Padahal, kepengurusan Riau akan berakhir masa berlakunya tahun 2015 ini. Kalau tidak ada kepengurusan baru yang dihasilkan dari munas Golkar, maka dikhawatirkan kepengurusan Golkar menjadi status quo. Hal itu juga berlaku jika Golkar memaksakan untuk menerima kepengurusan hasil munas Bali yang dipimpin Aburizal Bakrie.
“Kalau bicara mengenai kembali munas Riau, harusnya akan ada munas lagi, akan ada pertarungan fair,” kata Yunarto pada ROL, Ahad (1/11).
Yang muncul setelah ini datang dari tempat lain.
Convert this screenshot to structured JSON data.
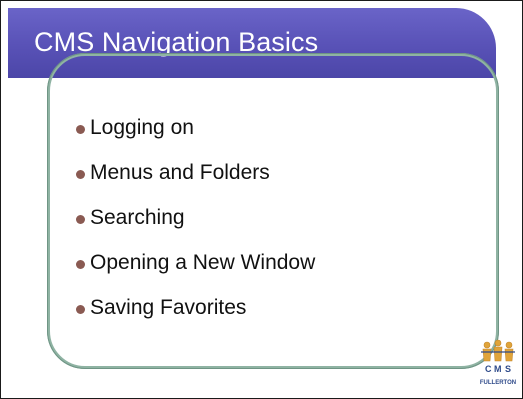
{
  "slide": {
    "title": "CMS Navigation Basics",
    "bullets": [
      "Logging on",
      "Menus and Folders",
      "Searching",
      "Opening a New Window",
      "Saving Favorites"
    ]
  },
  "logo": {
    "letters": "C M S",
    "caption": "FULLERTON",
    "icon": "cms-fullerton-logo-icon"
  },
  "colors": {
    "title_bar": "#5a53b8",
    "frame": "#8fb3a3",
    "bullet_dot": "#8a5a52"
  }
}
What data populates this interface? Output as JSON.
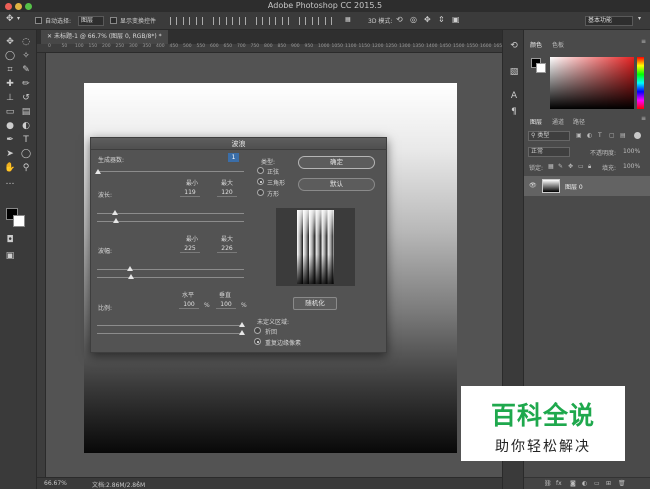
{
  "app": {
    "title": "Adobe Photoshop CC 2015.5",
    "workspace": "基本功能"
  },
  "options_bar": {
    "auto_select_label": "自动选择:",
    "auto_select_value": "图层",
    "show_transform_label": "显示变换控件",
    "mode_3d_label": "3D 模式:"
  },
  "document": {
    "tab_title": "未标题-1 @ 66.7% (图层 0, RGB/8*) *",
    "ruler_ticks": [
      "0",
      "50",
      "100",
      "150",
      "200",
      "250",
      "300",
      "350",
      "400",
      "450",
      "500",
      "550",
      "600",
      "650",
      "700",
      "750",
      "800",
      "850",
      "900",
      "950",
      "1000",
      "1050",
      "1100",
      "1150",
      "1200",
      "1250",
      "1300",
      "1350",
      "1400",
      "1450",
      "1500",
      "1550",
      "1600",
      "1650"
    ],
    "zoom": "66.67%",
    "doc_info": "文档:2.86M/2.86M"
  },
  "panels": {
    "color_tab": "颜色",
    "swatches_tab": "色板",
    "layers_tab": "图层",
    "channels_tab": "通道",
    "paths_tab": "路径",
    "filter_kind": "类型",
    "blend_mode": "正常",
    "opacity_label": "不透明度:",
    "opacity_value": "100%",
    "lock_label": "锁定:",
    "fill_label": "填充:",
    "fill_value": "100%",
    "layer_name": "图层 0"
  },
  "dialog": {
    "title": "波浪",
    "generators_label": "生成器数:",
    "generators_value": "1",
    "wavelength_label": "波长:",
    "amplitude_label": "波幅:",
    "scale_label": "比例:",
    "min_label": "最小",
    "max_label": "最大",
    "horiz_label": "水平",
    "vert_label": "垂直",
    "wavelength_min": "119",
    "wavelength_max": "120",
    "amplitude_min": "225",
    "amplitude_max": "226",
    "scale_h": "100",
    "scale_v": "100",
    "percent": "%",
    "type_label": "类型:",
    "type_sine": "正弦",
    "type_triangle": "三角形",
    "type_square": "方形",
    "ok_button": "确定",
    "default_button": "默认",
    "randomize_button": "随机化",
    "undefined_label": "未定义区域:",
    "wrap_around": "折回",
    "repeat_edge": "重复边缘像素"
  },
  "watermark": {
    "title": "百科全说",
    "subtitle": "助你轻松解决",
    "color": "#1fa84d"
  }
}
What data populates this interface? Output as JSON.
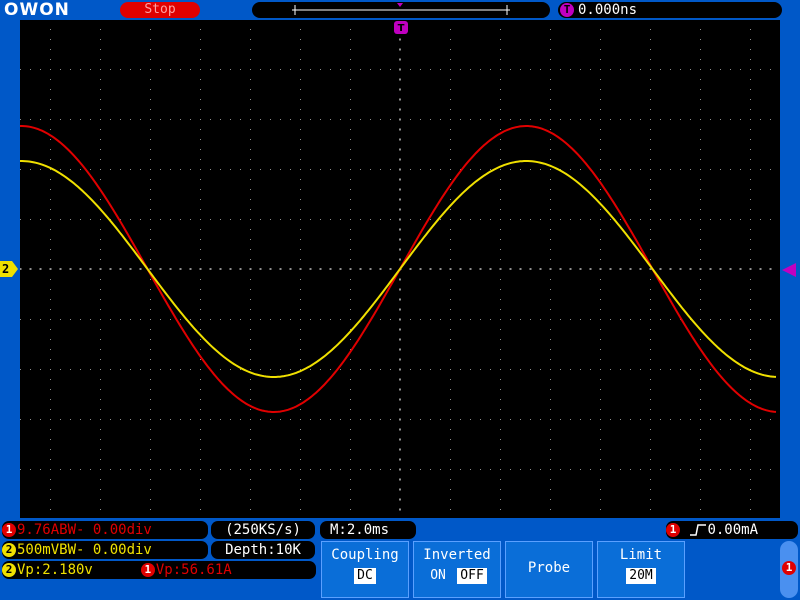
{
  "header": {
    "logo": "OWON",
    "status": "Stop",
    "trigger_marker": "T",
    "trigger_time": "0.000ns"
  },
  "channels": {
    "ch1": {
      "id": "1",
      "scale": "9.76ABW- 0.00div",
      "vp": "Vp:56.61A",
      "color": "#e00000"
    },
    "ch2": {
      "id": "2",
      "scale": "500mVBW- 0.00div",
      "vp": "Vp:2.180v",
      "color": "#f0e000"
    }
  },
  "acquisition": {
    "sample_rate": "(250KS/s)",
    "depth": "Depth:10K",
    "timebase": "M:2.0ms"
  },
  "trigger": {
    "channel": "1",
    "edge_icon": "rising-edge-icon",
    "level": "0.00mA"
  },
  "menu": {
    "coupling": {
      "label": "Coupling",
      "value": "DC"
    },
    "inverted": {
      "label": "Inverted",
      "on": "ON",
      "off": "OFF",
      "selected": "OFF"
    },
    "probe": {
      "label": "Probe"
    },
    "limit": {
      "label": "Limit",
      "value": "20M"
    }
  },
  "side_indicator": "1",
  "ch2_ground_marker": "2",
  "colors": {
    "background": "#0058c8",
    "screen": "#000000",
    "ch1": "#e00000",
    "ch2": "#f0e000",
    "trigger": "#c000c0",
    "grid": "#808080"
  }
}
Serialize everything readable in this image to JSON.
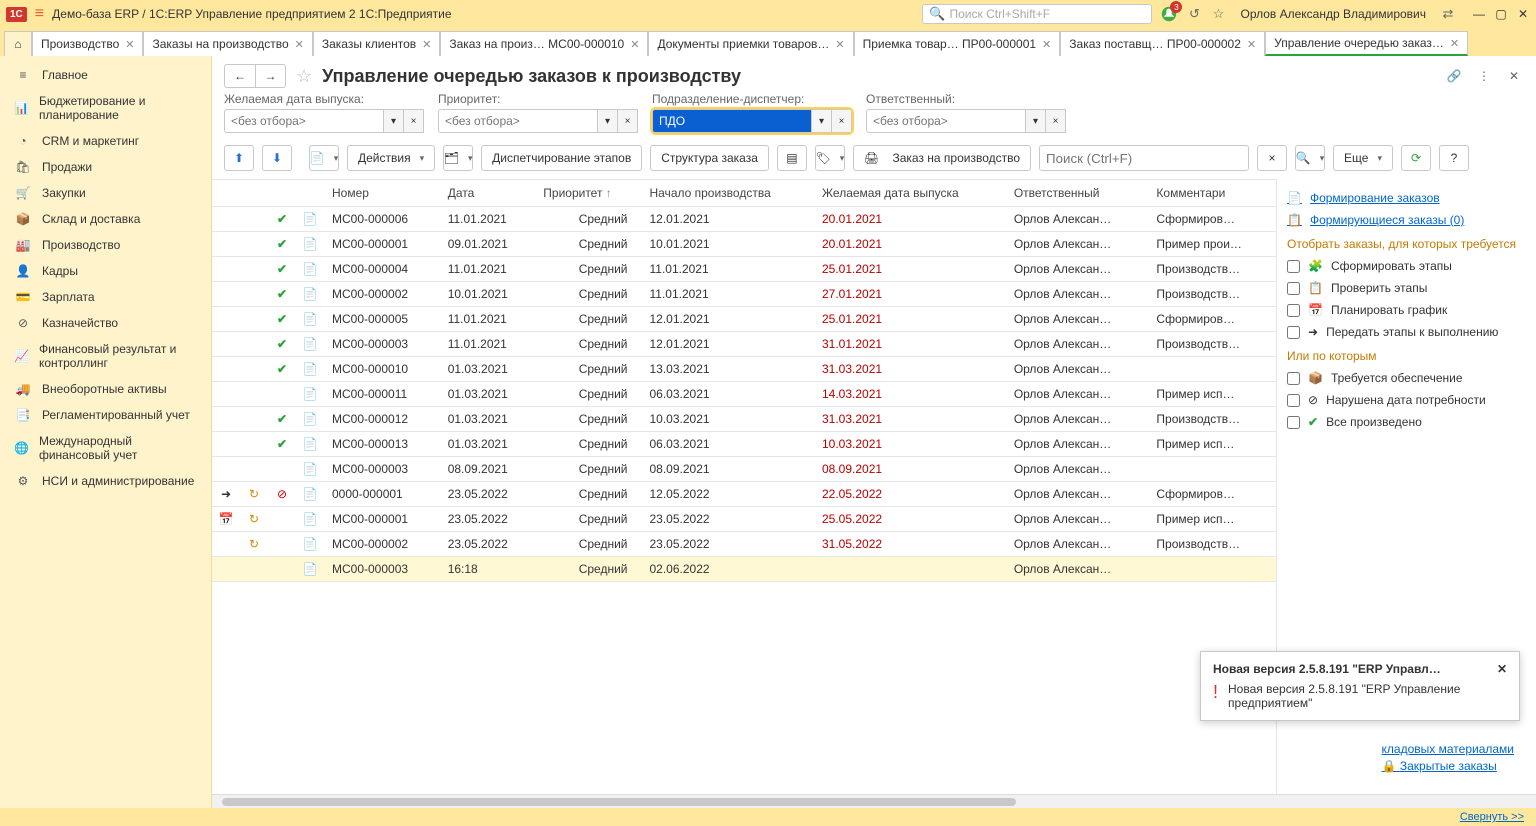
{
  "title_bar": {
    "app_title": "Демо-база ERP / 1С:ERP Управление предприятием 2 1С:Предприятие",
    "search_placeholder": "Поиск Ctrl+Shift+F",
    "notif_count": "3",
    "user": "Орлов Александр Владимирович"
  },
  "tabs": [
    {
      "label": "Производство",
      "closable": true
    },
    {
      "label": "Заказы на производство",
      "closable": true
    },
    {
      "label": "Заказы клиентов",
      "closable": true
    },
    {
      "label": "Заказ на произ… МС00-000010",
      "closable": true
    },
    {
      "label": "Документы приемки товаров…",
      "closable": true
    },
    {
      "label": "Приемка товар… ПР00-000001",
      "closable": true
    },
    {
      "label": "Заказ поставщ… ПР00-000002",
      "closable": true
    },
    {
      "label": "Управление очередью заказ…",
      "closable": true,
      "active": true
    }
  ],
  "sidebar": [
    {
      "icon": "≡",
      "label": "Главное"
    },
    {
      "icon": "📊",
      "label": "Бюджетирование и планирование"
    },
    {
      "icon": "◔",
      "label": "CRM и маркетинг"
    },
    {
      "icon": "🛍",
      "label": "Продажи"
    },
    {
      "icon": "🛒",
      "label": "Закупки"
    },
    {
      "icon": "📦",
      "label": "Склад и доставка"
    },
    {
      "icon": "🏭",
      "label": "Производство"
    },
    {
      "icon": "👤",
      "label": "Кадры"
    },
    {
      "icon": "💳",
      "label": "Зарплата"
    },
    {
      "icon": "⊘",
      "label": "Казначейство"
    },
    {
      "icon": "📈",
      "label": "Финансовый результат и контроллинг"
    },
    {
      "icon": "🚚",
      "label": "Внеоборотные активы"
    },
    {
      "icon": "📑",
      "label": "Регламентированный учет"
    },
    {
      "icon": "🌐",
      "label": "Международный финансовый учет"
    },
    {
      "icon": "⚙",
      "label": "НСИ и администрирование"
    }
  ],
  "page": {
    "title": "Управление очередью заказов к производству"
  },
  "filters": {
    "date": {
      "label": "Желаемая дата выпуска:",
      "placeholder": "<без отбора>",
      "value": ""
    },
    "priority": {
      "label": "Приоритет:",
      "placeholder": "<без отбора>",
      "value": ""
    },
    "unit": {
      "label": "Подразделение-диспетчер:",
      "placeholder": "",
      "value": "ПДО"
    },
    "resp": {
      "label": "Ответственный:",
      "placeholder": "<без отбора>",
      "value": ""
    }
  },
  "toolbar": {
    "actions": "Действия",
    "dispatch": "Диспетчирование этапов",
    "structure": "Структура заказа",
    "new_order": "Заказ на производство",
    "table_search": "Поиск (Ctrl+F)",
    "more": "Еще"
  },
  "columns": [
    "",
    "",
    "",
    "",
    "Номер",
    "Дата",
    "Приоритет",
    "Начало производства",
    "Желаемая дата выпуска",
    "Ответственный",
    "Комментари"
  ],
  "rows": [
    {
      "c1": "",
      "c2": "",
      "c3": "✔",
      "c4": "doc",
      "num": "МС00-000006",
      "date": "11.01.2021",
      "prio": "Средний",
      "start": "12.01.2021",
      "due": "20.01.2021",
      "due_red": true,
      "resp": "Орлов Алексан…",
      "comment": "Сформиров…"
    },
    {
      "c1": "",
      "c2": "",
      "c3": "✔",
      "c4": "doc",
      "num": "МС00-000001",
      "date": "09.01.2021",
      "prio": "Средний",
      "start": "10.01.2021",
      "due": "20.01.2021",
      "due_red": true,
      "resp": "Орлов Алексан…",
      "comment": "Пример прои…"
    },
    {
      "c1": "",
      "c2": "",
      "c3": "✔",
      "c4": "doc",
      "num": "МС00-000004",
      "date": "11.01.2021",
      "prio": "Средний",
      "start": "11.01.2021",
      "due": "25.01.2021",
      "due_red": true,
      "resp": "Орлов Алексан…",
      "comment": "Производств…"
    },
    {
      "c1": "",
      "c2": "",
      "c3": "✔",
      "c4": "doc",
      "num": "МС00-000002",
      "date": "10.01.2021",
      "prio": "Средний",
      "start": "11.01.2021",
      "due": "27.01.2021",
      "due_red": true,
      "resp": "Орлов Алексан…",
      "comment": "Производств…"
    },
    {
      "c1": "",
      "c2": "",
      "c3": "✔",
      "c4": "doc",
      "num": "МС00-000005",
      "date": "11.01.2021",
      "prio": "Средний",
      "start": "12.01.2021",
      "due": "25.01.2021",
      "due_red": true,
      "resp": "Орлов Алексан…",
      "comment": "Сформиров…"
    },
    {
      "c1": "",
      "c2": "",
      "c3": "✔",
      "c4": "doc",
      "num": "МС00-000003",
      "date": "11.01.2021",
      "prio": "Средний",
      "start": "12.01.2021",
      "due": "31.01.2021",
      "due_red": true,
      "resp": "Орлов Алексан…",
      "comment": "Производств…"
    },
    {
      "c1": "",
      "c2": "",
      "c3": "✔",
      "c4": "doc",
      "num": "МС00-000010",
      "date": "01.03.2021",
      "prio": "Средний",
      "start": "13.03.2021",
      "due": "31.03.2021",
      "due_red": true,
      "resp": "Орлов Алексан…",
      "comment": ""
    },
    {
      "c1": "",
      "c2": "",
      "c3": "",
      "c4": "doc",
      "num": "МС00-000011",
      "date": "01.03.2021",
      "prio": "Средний",
      "start": "06.03.2021",
      "due": "14.03.2021",
      "due_red": true,
      "resp": "Орлов Алексан…",
      "comment": "Пример исп…"
    },
    {
      "c1": "",
      "c2": "",
      "c3": "✔",
      "c4": "doc",
      "num": "МС00-000012",
      "date": "01.03.2021",
      "prio": "Средний",
      "start": "10.03.2021",
      "due": "31.03.2021",
      "due_red": true,
      "resp": "Орлов Алексан…",
      "comment": "Производств…"
    },
    {
      "c1": "",
      "c2": "",
      "c3": "✔",
      "c4": "doc",
      "num": "МС00-000013",
      "date": "01.03.2021",
      "prio": "Средний",
      "start": "06.03.2021",
      "due": "10.03.2021",
      "due_red": true,
      "resp": "Орлов Алексан…",
      "comment": "Пример исп…"
    },
    {
      "c1": "",
      "c2": "",
      "c3": "",
      "c4": "doc",
      "num": "МС00-000003",
      "date": "08.09.2021",
      "prio": "Средний",
      "start": "08.09.2021",
      "due": "08.09.2021",
      "due_red": true,
      "resp": "Орлов Алексан…",
      "comment": ""
    },
    {
      "c1": "➜",
      "c2": "↻",
      "c3": "⊘",
      "c4": "doc",
      "num": "0000-000001",
      "date": "23.05.2022",
      "prio": "Средний",
      "start": "12.05.2022",
      "due": "22.05.2022",
      "due_red": true,
      "resp": "Орлов Алексан…",
      "comment": "Сформиров…"
    },
    {
      "c1": "📅",
      "c2": "↻",
      "c3": "",
      "c4": "doc",
      "num": "МС00-000001",
      "date": "23.05.2022",
      "prio": "Средний",
      "start": "23.05.2022",
      "due": "25.05.2022",
      "due_red": true,
      "resp": "Орлов Алексан…",
      "comment": "Пример исп…"
    },
    {
      "c1": "",
      "c2": "↻",
      "c3": "",
      "c4": "doc",
      "num": "МС00-000002",
      "date": "23.05.2022",
      "prio": "Средний",
      "start": "23.05.2022",
      "due": "31.05.2022",
      "due_red": true,
      "resp": "Орлов Алексан…",
      "comment": "Производств…"
    },
    {
      "c1": "",
      "c2": "",
      "c3": "",
      "c4": "doc",
      "num": "МС00-000003",
      "date": "16:18",
      "prio": "Средний",
      "start": "02.06.2022",
      "due": "",
      "due_red": false,
      "resp": "Орлов Алексан…",
      "comment": "",
      "sel": true
    }
  ],
  "side_panel": {
    "link1": "Формирование заказов",
    "link2": "Формирующиеся заказы (0)",
    "hdr1": "Отобрать заказы, для которых требуется",
    "opt1": "Сформировать этапы",
    "opt2": "Проверить этапы",
    "opt3": "Планировать график",
    "opt4": "Передать этапы к выполнению",
    "hdr2": "Или по которым",
    "opt5": "Требуется обеспечение",
    "opt6": "Нарушена дата потребности",
    "opt7": "Все произведено"
  },
  "extra": {
    "l1": "кладовых материалами",
    "l2": "Закрытые заказы"
  },
  "notification": {
    "title": "Новая версия 2.5.8.191 \"ERP Управл…",
    "body": "Новая версия 2.5.8.191 \"ERP Управление предприятием\""
  },
  "statusbar": {
    "collapse": "Свернуть >>"
  }
}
Yunarto menambahkan, dengan munas ini mau tak mau kedua kubu Golkar yang berselisih harus menerima apapun hasilnya. Sebab, munas ini akan fair membuka pertarungan siapapun, baik Aburizal Bakrie maupun Agung Laksono atau kader Golkar lainnya.
Menurut Yunarto, penyelesaian Golkar tidak akan selesai hanya dengan silaturahim nasional (Silatnas). Silatnas, imbuh dia, hanya akan berujung pada mencairnya komunikasi antara Aburizal Bakrie dan Agung Laksono. Bukan penyelesaian di tingkat organisasi. Berapapun digelar silatnas, menurut Yunarto tak akan efektif.
“Kalau hanya bicara sebatas rekonsiliasi, atau konsolidasi tanpa ada keputusan apakah akan ada munas lagi atau tidak, silatnas ini akan sia-sia,” kata dia.